Wednesday, January 25, 2012
Dark Blood by Stuart MacBride
Title: Dark Blood
Author: Stuart MacBride
Publisher: HarperCollins UK, 2011
Paperback, 496 pages
Genre: Police Procedural, #6 Logan McRae mystery set in Aberdeen, Scotland
Source: Paperback Swap
First Line: Run.
Richard Knox was a violent rapist of elderly men. He was caught, put on trial, and convicted of his crimes. While in prison, he found God, and now that he's been released all he wants is to make a new start in a place where no one knows his past. Unfortunately for Detective Sergeant Logan McRae, Knox's new home is in Aberdeen, Scotland.
Add Knox to a stew that contains gangsters from Edinburgh, a local crime lord, an inspector from Newcastle who wants to keep an eye on Knox, and folks from Newcastle looking for a missing mob accountant, and you can see that there's more than enough to keep McRae busy for two or three lifetimes. His problem is that he's still being jerked back and forth between two detective inspectors who can't seem to be able to live without McRae being at their beck and call every single hour of every single day.

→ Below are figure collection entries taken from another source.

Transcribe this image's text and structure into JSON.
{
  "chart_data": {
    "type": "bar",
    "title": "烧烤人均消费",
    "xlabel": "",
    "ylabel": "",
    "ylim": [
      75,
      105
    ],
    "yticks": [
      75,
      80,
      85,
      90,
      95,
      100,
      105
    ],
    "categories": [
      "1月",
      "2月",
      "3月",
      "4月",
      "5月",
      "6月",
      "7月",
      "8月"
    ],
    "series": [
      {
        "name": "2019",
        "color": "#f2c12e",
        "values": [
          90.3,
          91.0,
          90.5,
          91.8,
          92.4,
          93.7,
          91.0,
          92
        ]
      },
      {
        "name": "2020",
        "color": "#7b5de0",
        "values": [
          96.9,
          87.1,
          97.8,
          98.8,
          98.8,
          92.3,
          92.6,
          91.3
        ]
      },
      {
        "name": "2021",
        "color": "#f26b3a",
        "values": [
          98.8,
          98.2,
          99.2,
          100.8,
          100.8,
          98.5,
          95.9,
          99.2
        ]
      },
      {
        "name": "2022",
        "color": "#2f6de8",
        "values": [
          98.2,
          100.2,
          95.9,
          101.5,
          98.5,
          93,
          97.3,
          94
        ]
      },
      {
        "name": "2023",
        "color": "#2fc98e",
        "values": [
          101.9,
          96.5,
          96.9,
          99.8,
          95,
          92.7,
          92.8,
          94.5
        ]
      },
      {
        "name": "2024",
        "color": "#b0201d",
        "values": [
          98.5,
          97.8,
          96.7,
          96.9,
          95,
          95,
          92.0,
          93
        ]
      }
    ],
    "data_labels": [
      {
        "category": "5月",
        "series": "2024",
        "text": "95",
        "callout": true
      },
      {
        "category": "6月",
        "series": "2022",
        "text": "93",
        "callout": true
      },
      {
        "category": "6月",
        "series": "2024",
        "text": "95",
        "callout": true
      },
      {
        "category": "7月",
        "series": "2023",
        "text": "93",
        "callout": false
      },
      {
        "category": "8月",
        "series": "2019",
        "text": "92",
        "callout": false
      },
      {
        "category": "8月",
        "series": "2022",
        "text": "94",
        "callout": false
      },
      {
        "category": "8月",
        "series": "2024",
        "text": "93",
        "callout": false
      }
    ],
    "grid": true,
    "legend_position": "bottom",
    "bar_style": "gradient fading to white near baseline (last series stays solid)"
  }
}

MacBride writes edgy, violent tales with such a finely-honed dark sense of humor that I've often found myself laughing like a total nutter only a page or two after being left stunned and slightly sickened by something else. I know that makes me sound as if I'm a bit schizophrenic, but perhaps being a bit unbalanced helps you to understand what's going on once you've immersed yourself in MacBride's world.
I find myself having very strong and very personal reactions to the books in this series now. Logan McRae has found himself caught between two superior officers for far too long. At first, I found both of the superiors (and I'm using the term very loosely here) to be hilarious although their lack of willingness to do any real work greatly bothered me. I've gone through in the real world what McRae is going through in MacBride's fictional one. Although I did my best to find the humor in what I went through, there wasn't much to be found, and as McRae's woes keep going on a seemingly endless loop, almost every molecule of humor has been leached from the situation for me. I love the character of McRae too much to stop reading, so I'm hoping that MacBride will be kinder to him in the next book!
Despite my negative reactions I found Dark Blood to be another excellent book in this series. All the plot lines seem hopelessly tangled, and it's a miracle that McRae is able to sort out any of them at all. But MacBride reminds us that life isn't a fairy tale. Real life isn't neatly wrapped up and tied with a bow just as the last page is turned. The ending of Dark Blood may leave you as angry as it did me, but-- sadly-- what happens is far from being a new occurrence on planet Earth. I only wish that McRae had seen "The Shawshank Redemption" as many times as I have.